Ms Ellen Davis, Group Industrial Relations Lead, St Vincent’s Health Australia, appeared for the Respondent.


[1] See ss.366(1)(b) and (2) of the Fair Work Act 2009 (Act).

[2] See Termination of Employment letter dated 9 March 2022.

[3] [2011] FWAFB 975.

[4] Ibid, at [13]-[15].

[5] Lombardo v Commonwealth of Australia as represented by the Department of Education, Employment and Workplace Relations [2014] FWCFB 2288, at [21].

[6] [2018] FWCFB 901.

[7] Ibid, at [17], [19], [38]-[39].

[8] Section 366(2)(a) of the Act.

[9] [2021] FWC 3903.

[10] Stogiannidis v Victorian Frozen Foods Distributors Pty Ltd[2018] FWCFB 901, at [39].

[11] Ibid, at [40].

[12] Nulty v Blue Star GroupPty Ltd , [2011] FWAFB 975, at [14] and [30].

[13] [2021] FWC 3903, at ]19]-[25].

[14] See also, Donna Muir McMeeken v Action Industrial Catering Pty Ltd[2012] FWA 4035; Construction, Forestry, Mining and Energy Union v Crossy’s Crane Hire Pty Ltd (t/as Crossy’s Crane Hire)[2013] FWC 8866; Byrnes v Department of Broadband, Communications and Digital Economy[2012] FWA 7744.

[15] (1997) 74 IR 413.

[16] (1998) 105 IR 1.

[17] See: Officeworks Ltd v Parker[2014] FWCFB 5779, at [14]. See also: Long v Keolis Downer T/A Yarra Trams[2018] FWCFB 4109; Perry v Rio Tinto Shipping Pty Ltd[2016] FWCFB 6963; Lay v Bar's Leaks (Australia) Pty Ltd[2016] FWCFB 2647.

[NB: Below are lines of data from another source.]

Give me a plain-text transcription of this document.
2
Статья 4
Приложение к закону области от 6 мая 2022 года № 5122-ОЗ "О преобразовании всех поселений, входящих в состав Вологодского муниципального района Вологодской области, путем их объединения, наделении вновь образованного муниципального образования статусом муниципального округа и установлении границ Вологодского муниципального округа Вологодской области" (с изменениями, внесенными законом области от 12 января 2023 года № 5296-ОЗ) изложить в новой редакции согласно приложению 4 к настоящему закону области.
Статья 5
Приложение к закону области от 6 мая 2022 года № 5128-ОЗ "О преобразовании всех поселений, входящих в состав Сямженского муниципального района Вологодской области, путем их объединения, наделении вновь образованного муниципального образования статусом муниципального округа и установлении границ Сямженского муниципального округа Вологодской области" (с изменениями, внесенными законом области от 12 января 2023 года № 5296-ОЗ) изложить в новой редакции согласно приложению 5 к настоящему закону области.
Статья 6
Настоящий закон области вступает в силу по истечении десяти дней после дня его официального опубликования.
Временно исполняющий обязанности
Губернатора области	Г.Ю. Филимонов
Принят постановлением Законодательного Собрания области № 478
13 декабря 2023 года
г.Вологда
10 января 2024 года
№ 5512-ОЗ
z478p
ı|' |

[18] Further, it cannot be said to be a responsibility or role of the HSU to refer the Applicant to the Fair Work Commission or the Fair Work Ombudsman.

[19] Section 366(2)(b) of the Act.

[20] Section 366(2)(c) of the Act.

[21] Section 366(2)(d) of the Act.

[22] (1995) 67 IR 298.

[23] Ibid at 299 to 300.

[24] Kornicki v Telstra-Network Technology Group Print PR3168, 22 July 1997 (Ross VP, Watson SDP, Gay C).

[25] [2010] FWA 2480.

[26] Ibid, at [23].

[27] Byron Stephen Gill v IFM Services Pty Ltd[2021] FWC 5962, at [33].

[28] Transcript, PN213-PN214.

[29] Section 366(2)(e) of the Act.

[30] Pitrau v Barrick Mining Services Pty Ltd[2012] FWA 8363; (2012) 255 IR 144, per McCarthy DP at 151-152, [37]; Perry v Rio Tinto Shipping[2016] FWCFB 6963, at [41];

[31] See Stogiannidis v Victorian Frozen Food Distributors Pty Ltd T/A Richmond Oysters[2018] FWCFB 901.